Before any link is tested, the destination site is looked-up in a
table of recently accessed sites (the definition of "recently" is set
via the configuration default CheckInterval
or via the instruction directive SitesCheck).
If it is not found, that site's
/robots.txt
document is requested and parsed for
restrictions to be placed on MOMspider robots. Any such restrictions
are added to the user's avoid list and the site is added to the site
table, both with expiration dates indicating when the site must be
checked again. Although this opens the possibility for a discrepancy
to exist between the restrictions applied and the contents of a
recently changed /robots.txt
document, it is necessary to
avoid a condition where the site checks cause a greater load on the
server than would the maintenance requests alone.
One example of a /robots.txt
can be seen at
my site. Note that
I place fewer restrictions on MOMspider than I do on other robots
(a user-agent of *
represents the default for all robots
other than those specifically named elsewhere in the file). URLs
that almost all information providers should be encouraged to
"Disallow" (what MOMspider refers to as "Avoid") are those that
point to dumb scripts (scripts that don't understand the difference
between HEAD and GET requests.
It is important to note that avoid and sites files must always be used in pairs. The entries in the avoid file should expire at the same time as their corresponding site entry in the sites file. Otherwise, the spider will fail to act properly.
In addition to the robot exclusion standard, the avoid files can be edited by hand (when the MOMspider process is not running) such that the user can specify particular URL prefixes to be avoided or leafed. Avoided means that no request can be made on URLs containing that prefix. Leafed means that only HEAD requests can be made on those URLs, thus having the effect of preventing their traversal.

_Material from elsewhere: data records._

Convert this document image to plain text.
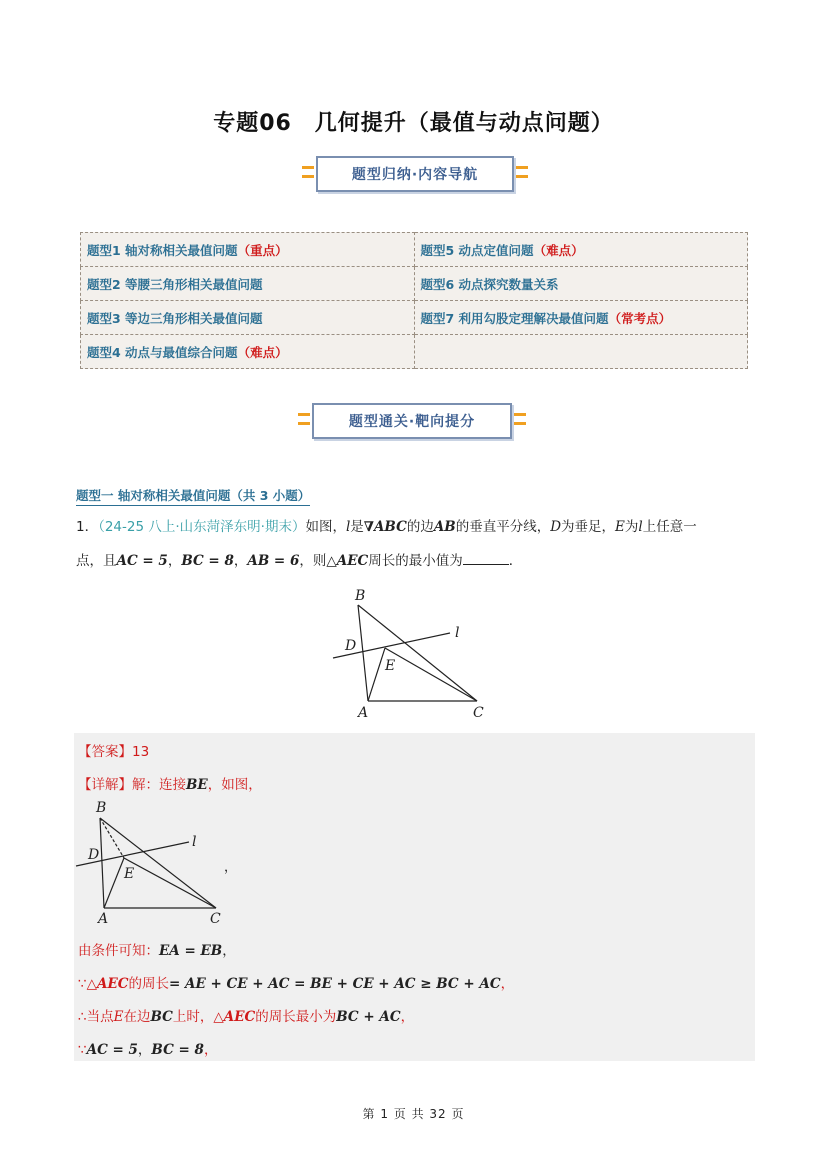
专题06　几何提升（最值与动点问题）
题型归纳·内容导航
题型1 轴对称相关最值问题（重点）	题型5 动点定值问题（难点）
题型2 等腰三角形相关最值问题	题型6 动点探究数量关系
题型3 等边三角形相关最值问题	题型7 利用勾股定理解决最值问题（常考点）
题型4 动点与最值综合问题（难点）	
题型通关·靶向提分
题型一 轴对称相关最值问题（共 3 小题）
1．（24-25 八上·山东菏泽东明·期末）如图，l是∇ABC的边AB的垂直平分线，D为垂足，E为l上任意一
点，且AC = 5，BC = 8，AB = 6，则△AEC周长的最小值为	．
B
D
l
E
A	C
【答案】13
【详解】解：连接BE，如图，
B
D
l
E
A	C
，
由条件可知：EA = EB，
∵△AEC的周长= AE + CE + AC = BE + CE + AC ≥ BC + AC，
∴当点E在边BC上时，△AEC的周长最小为BC + AC，
∵AC = 5，BC = 8，
第 1 页 共 32 页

Finally, URL prefixes can be temporarily leafed (for the duration of one task) by including an Exclude directive to that effect in the task instructions.

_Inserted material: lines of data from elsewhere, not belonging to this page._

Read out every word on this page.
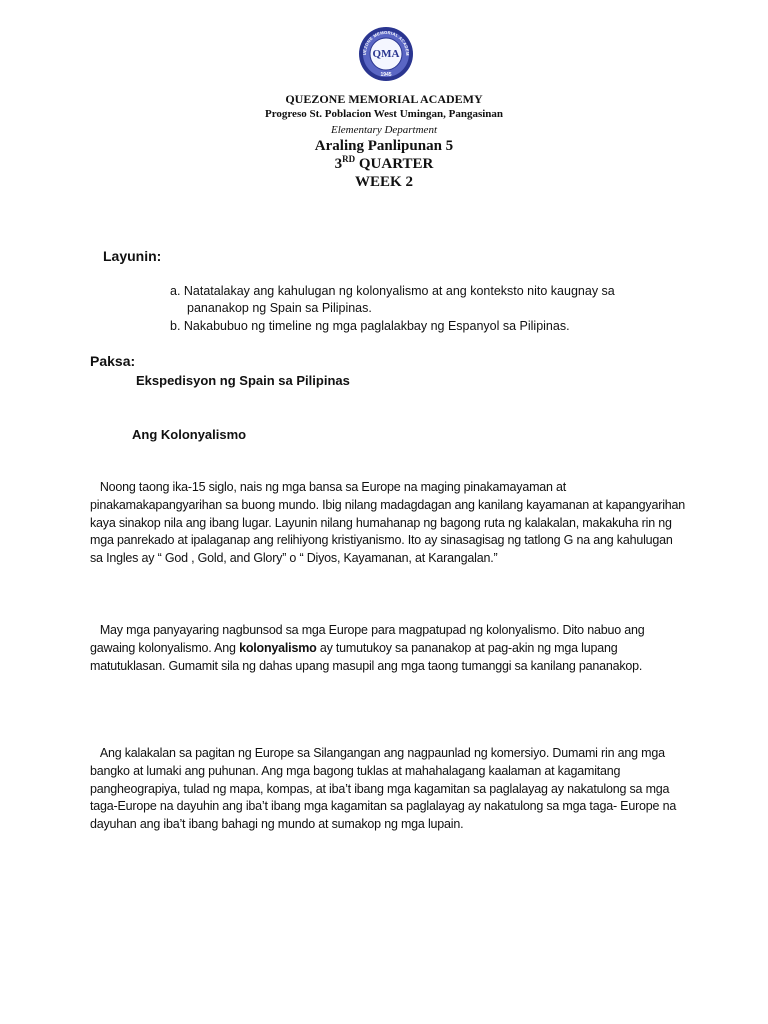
UEZONE MEMORIAL ACADEM
QMA
1945
QUEZONE MEMORIAL ACADEMY
Progreso St. Poblacion West Umingan, Pangasinan
Elementary Department
Araling Panlipunan 5
3RD QUARTER
WEEK 2
Layunin:
a. Natatalakay ang kahulugan ng kolonyalismo at ang konteksto nito kaugnay sa
pananakop ng Spain sa Pilipinas.
b. Nakabubuo ng timeline ng mga paglalakbay ng Espanyol sa Pilipinas.
Paksa:
Ekspedisyon ng Spain sa Pilipinas
Ang Kolonyalismo
Noong taong ika-15 siglo, nais ng mga bansa sa Europe na maging pinakamayaman at pinakamakapangyarihan sa buong mundo. Ibig nilang madagdagan ang kanilang kayamanan at kapangyarihan kaya sinakop nila ang ibang lugar. Layunin nilang humahanap ng bagong ruta ng kalakalan, makakuha rin ng mga panrekado at ipalaganap ang relihiyong kristiyanismo. Ito ay sinasagisag ng tatlong G na ang kahulugan sa Ingles ay “ God , Gold, and Glory” o “ Diyos, Kayamanan, at Karangalan.”
May mga panyayaring nagbunsod sa mga Europe para magpatupad ng kolonyalismo. Dito nabuo ang gawaing kolonyalismo. Ang kolonyalismo ay tumutukoy sa pananakop at pag-akin ng mga lupang matutuklasan. Gumamit sila ng dahas upang masupil ang mga taong tumanggi sa kanilang pananakop.
Ang kalakalan sa pagitan ng Europe sa Silangangan ang nagpaunlad ng komersiyo. Dumami rin ang mga bangko at lumaki ang puhunan. Ang mga bagong tuklas at mahahalagang kaalaman at kagamitang pangheograpiya, tulad ng mapa, kompas, at iba’t ibang mga kagamitan sa paglalayag ay nakatulong sa mga taga-Europe na dayuhin ang iba’t ibang mga kagamitan sa paglalayag ay nakatulong sa mga taga- Europe na dayuhan ang iba’t ibang bahagi ng mundo at sumakop ng mga lupain.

Examples are included of some real avoid and sites files. The system avoid file provided with the release lists many URLs which are known to cause trouble with spiders. Of particular importance is to avoid gateways to other protocols (e.g. wais and finger) that would cause a great deal of unnecessary computation if they are traversed by a spider.
Before running MOMspider on your site, you should create a
/robots.txt
on your server so that the spider can read it
on its first traversal. You can then look at the resulting avoid and sites
files to see how well MOMspider parsed the file. To force MOMspider to
re-read a site's /robots.txt
, delete that site's entry from
the sites file before running the spider.